I say all that to say, today, I sat down and evaluated my self to see just what was going on with me. I learned so much that I didn't give myself credit for.
I learned:

  1. It is perfectly fine, and dare I say "normal" to have all of those feelings. I even sunk as low as to question my mothering because of other people and that is okay too. Life is rough. Things get hard and as humans, we will experience a wide array of emotions. The key is to KEEP PUSHING! You cannot exist in a negative state of being 24/7.

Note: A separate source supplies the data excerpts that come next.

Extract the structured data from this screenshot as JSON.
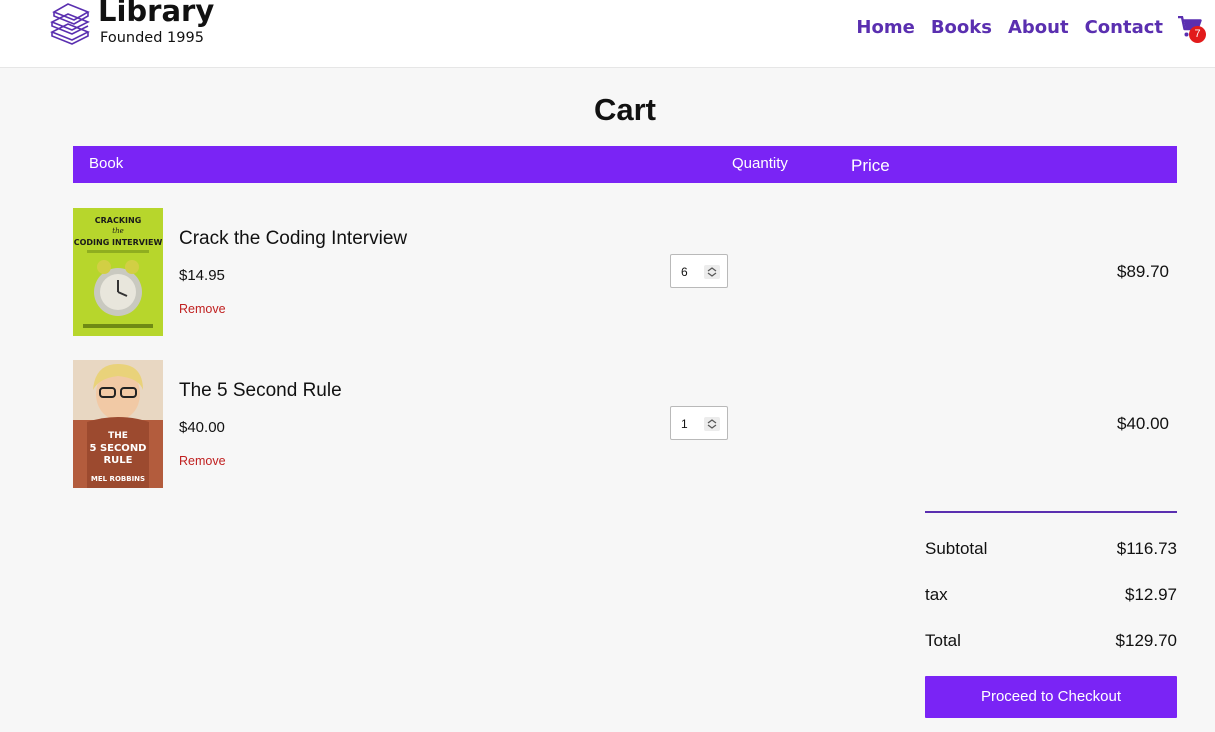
{
  "header": {
    "logo_title": "Library",
    "logo_subtitle": "Founded 1995",
    "nav": [
      "Home",
      "Books",
      "About",
      "Contact"
    ],
    "cart_count": "7",
    "icons": {
      "logo": "books-stack-icon",
      "cart": "cart-icon"
    }
  },
  "page": {
    "title": "Cart"
  },
  "table": {
    "headers": {
      "book": "Book",
      "quantity": "Quantity",
      "price": "Price"
    }
  },
  "items": [
    {
      "title": "Crack the Coding Interview",
      "unit_price": "$14.95",
      "quantity": "6",
      "line_total": "$89.70",
      "remove_label": "Remove",
      "cover_text": [
        "CRACKING",
        "the",
        "CODING INTERVIEW"
      ]
    },
    {
      "title": "The 5 Second Rule",
      "unit_price": "$40.00",
      "quantity": "1",
      "line_total": "$40.00",
      "remove_label": "Remove",
      "cover_text": [
        "THE",
        "5 SECOND",
        "RULE",
        "MEL ROBBINS"
      ]
    }
  ],
  "summary": {
    "subtotal_label": "Subtotal",
    "subtotal": "$116.73",
    "tax_label": "tax",
    "tax": "$12.97",
    "total_label": "Total",
    "total": "$129.70",
    "checkout_label": "Proceed to Checkout"
  },
  "colors": {
    "accent": "#7a24f5",
    "nav": "#5a2fb0",
    "remove": "#c02020",
    "badge": "#e21b1b"
  }
}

  2.  Just how much I am NEVER alone....I mean PHYSICALLY alone. I realized that every hour or minute or second that I am awake, I am with someone else. I slowly felt my ability to think clearly slipping away. Everyone in my house had time to themselves. Even my toddler made time for himself to be alone and here I was, not following suit. After spending what should have been a great Friday evening with a funky attitude, I immediately owned up to my problem. Mama needs a break and I will be getting one, starting tomorrow!!! (Self-care day with some wonderful ladies, not exactly alone time but it is a break from having to think or take care of a human being.))
  3. How I was stunting my growth. I spent quite a great deal of time trying not to think or feel that I stopped my forward progression. I wasn't thinking about anything that required concentration. That meant no blog posts, book writing, exercising, nothing. Nothing that helped me meet my goals. I sat down this morning to redo my budget. I had a bad habit of allowing overspending to be a bad coping mechanism and I am working diligently to break that habit. Assessing my budget this morning let me know that my path to FINANCIAL FREEDOM ((insert bugle-horn here)) is still on track and I am overly excited. My brain has been bursting with ideas since, hence this post to more than likely overshare, and I am ready to get back to it. 
It was a tough 2 months ((feeling more like a whole year)) but I am not allowing that to break me. I had to feel what was going on. Be alive in the experience. Flow with the emotions. I am here. I am smiling. I am doing more than surviving. I am thriving and I hope you all are too!!! Remember, all rainstorms end and the sun will shine again!!! Love*and* Light to you!